Memory Issue with CTranslate2 and <unk> token

Hi,

I’ve trained an OpenNMT model which is working perfectly. However, after being exported to CTranslate2, I’m having a memory issue on prediction (GPU) when the sentence has the <unk> token (also happens if it contains a non-existing token)
The token <unk> exists in the vocabulary, and the tokenization sent to the model is correct (replaces non-existing text by <unk>)

The specific message received is: “Segmentation fault (core dumped)”

CTranslate2 parameters used:

translator:
  inter_threads: 2
  intra_threads: 4

translate_batch:
  max_batch_size: 1024
  batch_type: tokens
  beam_size: 5
  length_penalty: 0.6
  max_decoding_length: 256

Any idea of what could be happening?

Thanks for your help,
Daniel

Hi,

Does it happen only on GPU and only when the sentence has an unknown token? Or do you get the same error in other cases?

Hi Guillaume,

It also crashes with CPU, and when it has a token out-of-vocab or the <unk> token.
Same exact error in all these scenarios.

Thanks

I quickly tried with the pretrained English-German and using <unk> or OOV tokens did not make any error. So I would need more information to understand what is going on:

  • Which CTranslate2 version are you using?
  • Is the model coming from OpenNMT-py or OpenNMT-tf?
  • Can you post the tokenized input that makes the error?

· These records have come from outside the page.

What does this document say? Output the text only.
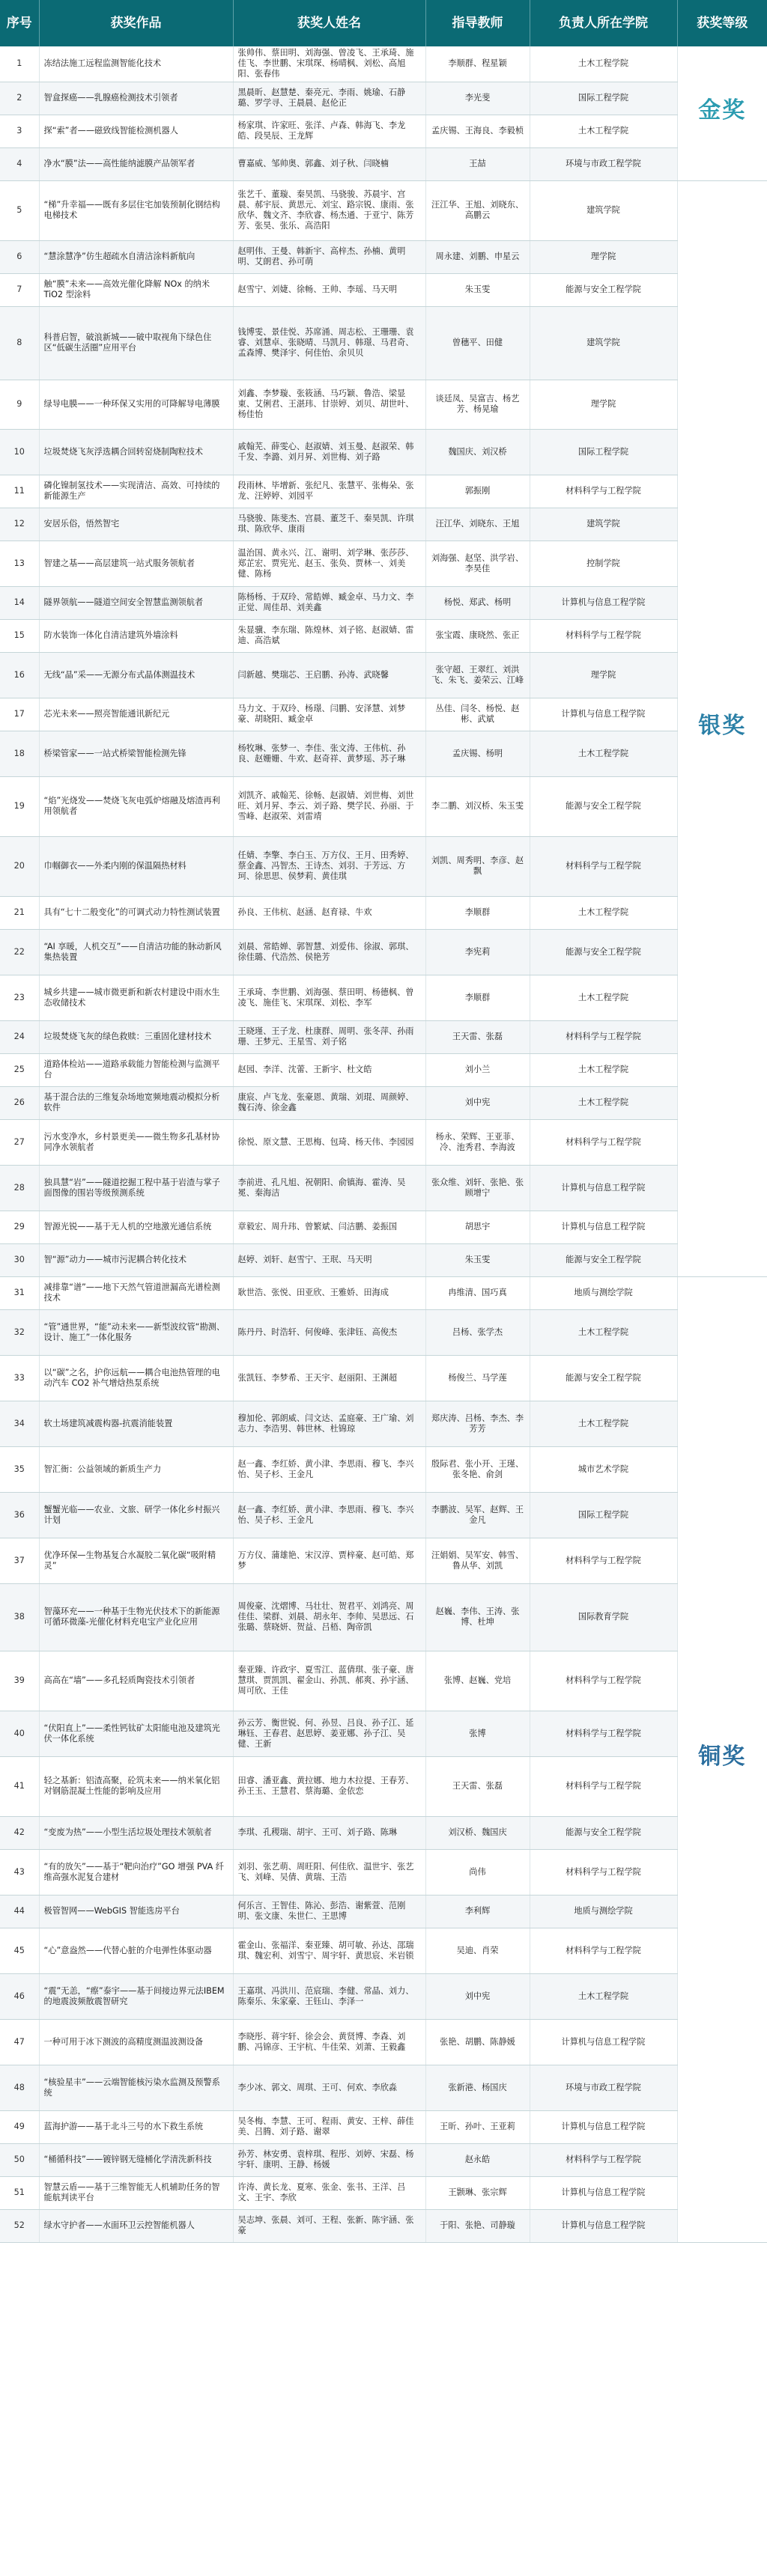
序号	获奖作品	获奖人姓名	指导教师	负责人所在学院	获奖等级
1	冻结法施工远程监测智能化技术	张帅伟、蔡田明、刘海强、曾凌飞、王承琦、施佳飞、李世鹏、宋琪琛、杨晴枫、刘松、高旭阳、张春伟	李顺群、程星颖	土木工程学院	金奖
2	智盒探癌——乳腺癌检测技术引领者	黑晨昕、赵慧楚、秦亮元、李雨、姚瑜、石静璐、罗学寻、王晨晨、赵伦正	李光斐	国际工程学院	
3	探“索”者——磁致线智能检测机器人	杨家琪、许家旺、张洋、卢森、韩海飞、李龙皓、段昊辰、王龙辉	孟庆锡、王海良、李毅桢	土木工程学院	
4	净水“膜”法——高性能纳滤膜产品领军者	曹嘉威、邹帅奥、郭鑫、刘子秋、闫晓楠	王喆	环境与市政工程学院	
5	“梯”升幸福——既有多层住宅加装预制化钢结构电梯技术	张艺千、董璇、秦昊凯、马骁骏、苏晨宇、宫晨、郝宇辰、黄思元、刘宝、路宗锐、康雨、张欣华、魏文齐、李欣睿、杨杰通、于亚宁、陈芳芳、张昊、张乐、高浩阳	汪江华、王旭、刘晓东、高鹏云	建筑学院	银奖
6	“慧涂慧净”仿生超疏水自清洁涂料新航向	赵明伟、王曼、韩新宇、高梓杰、孙楠、黄明明、艾朗君、孙可萌	周永建、刘鹏、申星云	理学院	
7	触“膜”未来——高效光催化降解 NOx 的纳米 TiO2 型涂料	赵雪宁、刘婕、徐畅、王帅、李瑶、马天明	朱玉雯	能源与安全工程学院	
8	科普启智，破浪新城——破中取视角下绿色住区“低碳生活圈”应用平台	钱博雯、景佳悦、苏席涌、周志松、王珊珊、袁睿、刘慧卓、张晓晴、马凯月、韩璟、马君奇、孟森博、樊泽宇、何佳怡、余贝贝	曾穗平、田健	建筑学院	
9	绿导电膜——一种环保又实用的可降解导电薄膜	刘鑫、李梦璇、张筱涵、马巧颖、鲁浩、梁显東、艾俐君、王湛玮、甘崇婷、刘贝、胡世叶、杨佳怡	谈廷凤、吴富吉、杨艺芳、杨晃瑜	理学院	
10	垃圾焚烧飞灰浮选耦合回转窑烧制陶粒技术	戚翰芜、薛雯心、赵淑婧、刘玉曼、赵淑荣、韩千发、李潞、刘月昇、刘世梅、刘子路	魏国庆、刘汉桥	国际工程学院	
11	磷化镍制氢技术——实现清洁、高效、可持续的新能源生产	段雨林、毕增新、张纪凡、张慧平、张梅朵、张龙、汪婷婷、刘园平	郭振刚	材料科学与工程学院	
12	安居乐俗，悟然智宅	马骁骏、陈斐杰、宫晨、董芝千、秦昊凯、许琪琪、陈欣华、康雨	汪江华、刘晓东、王旭	建筑学院	
13	智建之基——高层建筑一站式服务领航者	温治国、黄永兴、江、谢明、刘学琳、张莎莎、郑芷宏、贾宪光、赵玉、张奂、贾林一、刘美健、陈杨	刘海强、赵坚、洪学岩、李昊佳	控制学院	
14	隧界领航——隧道空间安全智慧监测领航者	陈杨杨、于双玲、常皓婵、臧金卓、马力文、李正觉、周佳昂、刘美鑫	杨悦、郑武、杨明	计算机与信息工程学院	
15	防水装饰一体化自清洁建筑外墙涂料	朱显骥、李东瑞、陈煌林、刘子铭、赵淑婧、雷迪、高浩斌	张宝霞、康晓然、张正	材料科学与工程学院	
16	无线“晶”采——无源分布式晶体测温技术	闫新越、樊瑞芯、王启鹏、孙涛、武晓馨	张守超、王翠红、刘洪飞、朱飞、姜荣云、江峰	理学院	
17	芯光未来——照亮智能通讯新纪元	马力文、于双玲、杨璟、闫鹏、安泽慧、刘梦豪、胡晓阳、臧金卓	丛佳、闫冬、杨悦、赵彬、武斌	计算机与信息工程学院	
18	桥梁管家——一站式桥梁智能检测先锋	杨牧琳、张梦一、李佳、张文涛、王伟杭、孙良、赵姗姗、牛欢、赵奇祥、黄梦瑶、苏子琳	孟庆锡、杨明	土木工程学院	
19	“焰”光烧发——焚烧飞灰电弧炉熔融及熔渣再利用领航者	刘凯齐、戚翰芜、徐畅、赵淑婧、刘世梅、刘世旺、刘月昇、李云、刘子路、樊学民、孙丽、于雪峰、赵淑荣、刘雷靖	李二鹏、刘汉桥、朱玉雯	能源与安全工程学院	
20	巾帼御衣——外柔内刚的保温隔热材料	任婧、李擎、李白玉、万方仪、王月、田秀婷、蔡金鑫、冯智杰、王诗杰、刘羽、于芳远、方珂、徐思思、侯梦莉、黄佳琪	刘凯、周秀明、李彦、赵飘	材料科学与工程学院	
21	具有“七十二般变化”的可调式动力特性测试装置	孙良、王伟杭、赵涵、赵育禄、牛欢	李顺群	土木工程学院	
22	“AI 享暖，人机交互”——自清洁功能的脉动新风集热装置	刘晨、常皓婵、郭智慧、刘爱伟、徐淑、郭琪、徐佳璐、代浩然、侯艳芳	李宪莉	能源与安全工程学院	
23	城乡共建——城市微更新和新农村建设中雨水生态收储技术	王承琦、李世鹏、刘海强、蔡田明、杨德枫、曾凌飞、施佳飞、宋琪琛、刘松、李军	李顺群	土木工程学院	
24	垃圾焚烧飞灰的绿色救赎：三重固化建材技术	王晓瑾、王子龙、杜康群、周明、张冬萍、孙雨珊、王梦元、王星雪、刘子铭	王天雷、张磊	材料科学与工程学院	
25	道路体检站——道路承载能力智能检测与监测平台	赵园、李洋、沈蕾、王新宇、杜文皓	刘小兰	土木工程学院	
26	基于混合法的三维复杂场地宽频地震动模拟分析软件	康宸、卢飞龙、张豪恩、黄瑞、刘琨、周颜婷、魏石涛、徐金鑫	刘中宪	土木工程学院	
27	污水变净水，乡村景更美——微生物多孔基材协同净水领航者	徐悦、原文慧、王思梅、包琦、杨天伟、李园园	杨永、荣辉、王亚菲、冷、池秀君、李海波	材料科学与工程学院	
28	独具慧“岩”——隧道挖掘工程中基于岩渣与掌子面图像的围岩等级预测系统	李前进、孔凡旭、祝朝阳、俞镇海、霍涛、吴冕、秦海洁	张众维、刘轩、张艳、张顾增宁	计算机与信息工程学院	
29	智源光锐——基于无人机的空地激光通信系统	章毅宏、周升玮、曾繁斌、闫洁鹏、姜振国	胡思宇	计算机与信息工程学院	
30	智“源”动力——城市污泥耦合转化技术	赵婷、刘轩、赵雪宁、王珉、马天明	朱玉雯	能源与安全工程学院	
31	减排靠“谱”——地下天然气管道泄漏高光谱检测技术	耿世浩、张悦、田亚欣、王雅娇、田海成	冉维清、国巧真	地质与测绘学院	铜奖
32	“管”通世界，“能”动未来——新型波纹管“勘测、设计、施工”一体化服务	陈丹丹、时浩轩、何俊峰、张津钰、高俊杰	吕杨、张学杰	土木工程学院	
33	以“碳”之名，护你远航——耦合电池热管理的电动汽车 CO2 补气增焓热泵系统	张凯钰、李梦希、王天宇、赵丽阳、王渊超	杨俊兰、马学莲	能源与安全工程学院	
34	软土场建筑减震构器-抗震消能装置	穆加伦、郭朗威、闫文达、孟庭豪、王广瑜、刘志力、李浩男、韩世林、杜锦琼	郑庆涛、吕杨、李杰、李芳芳	土木工程学院	
35	智汇衙：公益领域的新质生产力	赵一鑫、李红娇、黄小津、李思雨、穆飞、李兴怡、吴子杉、王金凡	殷际君、张小开、王瑾、张冬艳、俞剑	城市艺术学院	
36	蟹蟹光临——农业、文旅、研学一体化乡村振兴计划	赵一鑫、李红娇、黄小津、李思雨、穆飞、李兴怡、吴子杉、王金凡	李鹏波、吴军、赵辉、王金凡	国际工程学院	
37	优净环保—生物基复合水凝胶二氧化碳“吸附精灵”	万方仪、蒲雄艳、宋汉淳、贾梓豪、赵可皓、郑梦	汪娟娟、吴军安、韩雪、鲁从华、刘凯	材料科学与工程学院	
38	智藻环充——一种基于生物光伏技术下的新能源可循环微藻-光催化材料充电宝产业化应用	周俊豪、沈熠博、马壮壮、贺君平、刘鸿亮、周佳佳、梁群、刘晨、胡永年、李帅、吴思远、石张璐、蔡晓妍、贺益、吕梧、陶帝凯	赵巍、李伟、王涛、张博、杜坤	国际教育学院	
39	高高在“墙”——多孔轻质陶瓷技术引领者	秦亚臻、许政宇、夏雪江、蓝倩琪、张子豪、唐慧琪、贾凯凯、翟金山、孙凯、郝爽、孙宇涵、周可欣、王佳	张博、赵巍、党培	材料科学与工程学院	
40	“伏阳直上”——柔性钙钛矿太阳能电池及建筑光伏一体化系统	孙云芳、衡世锐、何、孙昱、吕良、孙子江、延琳钰、王春君、赵思婷、姜亚娜、孙子江、吴健、王新	张博	材料科学与工程学院	
41	轻之基新：铝渣高聚，砼筑未来——纳米氧化铝对钢筋混凝土性能的影响及应用	田睿、潘亚鑫、黄拉娜、地力木拉提、王春芳、孙王玉、王慧君、蔡海璐、金依恋	王天雷、张磊	材料科学与工程学院	
42	“变废为热”——小型生活垃圾处理技术领航者	李琪、孔稷瑞、胡宇、王可、刘子路、陈琳	刘汉桥、魏国庆	能源与安全工程学院	
43	“有的放矢”——基于“靶向治疗”GO 增强 PVA 纤维高强水泥复合建材	刘羽、张艺萌、周旺阳、何佳欣、温世宇、张艺飞、刘峰、吴倩、黄瑞、王浩	尚伟	材料科学与工程学院	
44	极管智网——WebGIS 智能选房平台	何乐言、王智佳、陈沁、彭浩、谢紫萱、范刚明、张文康、朱世仁、王思博	李利辉	地质与测绘学院	
45	“心”意盎然——代替心脏的介电弹性体驱动器	霍金山、张福洋、秦亚臻、胡可敏、孙达、邵瑞琪、魏宏利、刘雪宁、周宇轩、黄思宸、米岩锁	吴迪、肖荣	材料科学与工程学院	
46	“震”无恙，“瘵”泰宇——基于间接边界元法IBEM 的地震波频散震智研究	王嘉琪、冯洪川、范宸瑞、李健、常晶、刘力、陈秦乐、朱家豪、王钰山、李泽一	刘中宪	土木工程学院	
47	一种可用于冰下测波的高精度测温波测设备	李晓彤、蒋宇轩、徐会会、黄贤博、李森、刘鹏、冯锦彦、王宇杭、牛佳荣、刘萧、王毅鑫	张艳、胡鹏、陈静媛	计算机与信息工程学院	
48	“核验星丰”——云端智能核污染水监测及预警系统	李少冰、郭文、周琪、王可、何欢、李欣淼	张新港、杨国庆	环境与市政工程学院	
49	蓝海护游——基于北斗三号的水下救生系统	吴冬梅、李慧、王可、程雨、黄安、王梓、薛佳美、吕腾、刘子路、谢翠	王昕、孙叶、王亚莉	计算机与信息工程学院	
50	“桶循科技”——镀锌钢无缝桶化学清洗新科技	孙芳、林安勇、袁梓琪、程彤、刘婷、宋磊、杨宇轩、康明、王静、杨媛	赵永皓	材料科学与工程学院	
51	智慧云盾——基于三维智能无人机辅助任务的智能航判读平台	许涛、黄长龙、夏寒、张金、张书、王洋、吕文、王宇、李欣	王颢琳、张宗辉	计算机与信息工程学院	
52	绿水守护者——水面环卫云控智能机器人	吴志坤、张晨、刘可、王程、张新、陈宇涵、张豪	于阳、张艳、司静璇	计算机与信息工程学院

We trained other similar models not having this issue.
Actually, we tried the same problematic input on another CTranslate2 model with the same source but different target lang, and it worked.

Ctranslate2 version: 1.16.2
OpenNMT-tf TransformerBig

Problematic input example:

  • Original: <bpt i="1" type="439" x="49"/>Hello➔World.
  • Normalized + Tokenized: ▁ ⦅BPT⦆ H ello <unk> World .

This works (removing XML tag):

  • Original: Hello➔World.
  • Norm + Tok: ▁ H ello <unk> World .

This also works (removing arrow character):

  • Original: <bpt i="1" type="439" x="49"/>Hello World.
  • Norm + Tok: ▁ ⦅BPT⦆ H ello ▁World .

Is it possible for you to share this model privately?

I don’t know if I’m allowed yet, but what would be the way to do that privately?

You could temporarily host it somewhere (e.g. Google Drive) and send me a link in a private message.

(Note that without the SentencePiece model, the translation model is basically unusable. So it’s quite safe to share only the translation model.)